Veza has internal rules to assign some of these identity types as non-human. See the following section for rule details.

For some integrations, there is no consistent method to automatically detect non-human identities. In Veza, these are shown as “human” by default. This behavior can be changed to label certain identities based on tags, naming patterns, groups, or other conventions employed by your organization.

Determining Human vs. Non-Human Identities

Veza uses the following rules to distinguish between human and non-human accounts in supported integrations:

Non-Human Identity (NHI) Enrichment Rules

Veza provides Non-Human Identity (NHI) Enrichment Rules to automate NHI labeling based on specific conditions.
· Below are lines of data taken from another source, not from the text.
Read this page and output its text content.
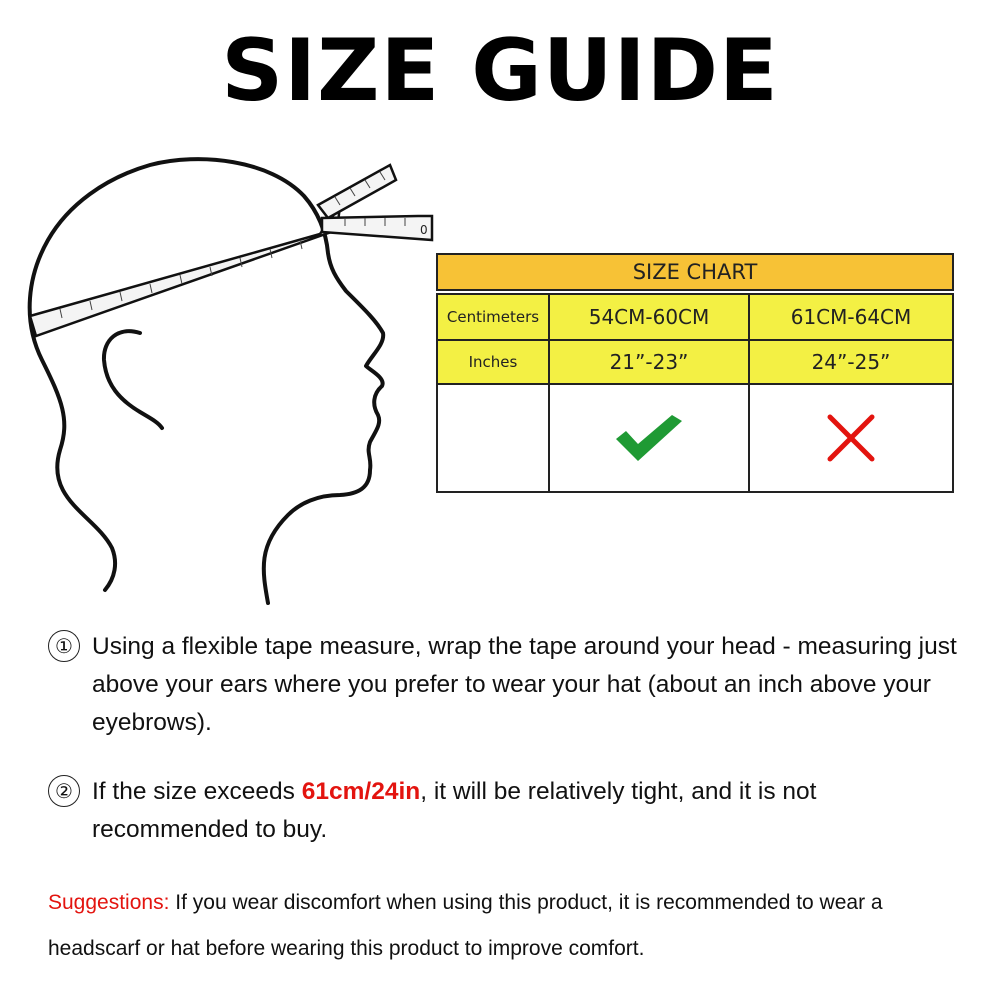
SIZE GUIDE
0
SIZE CHART
Centimeters	54CM-60CM	61CM-64CM
Inches	21”-23”	24”-25”
① Using a flexible tape measure, wrap the tape around your head - measuring just above your ears where you prefer to wear your hat (about an inch above your eyebrows).
② If the size exceeds 61cm/24in, it will be relatively tight, and it is not recommended to buy.
Suggestions: If you wear discomfort when using this product, it is recommended to wear a headscarf or hat before wearing this product to improve comfort.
For example, you might assign users as non-human when their email contains “service-account-%”, “svc-%”, or is missing.

Administrators can add rules on the Integrations > Enrichment page:

1. Save a Query: In Query Builder, save a query that identifies the entities to mark as non-human. For example, you could query for SAP ECC Users where the Email or Name contains the text “system-”.

2. Enable Enrichment Rules: Configure the saved query as an enrichment rule. When extracting metadata, Veza will update the Identity Type attribute for any entities that match the query conditions.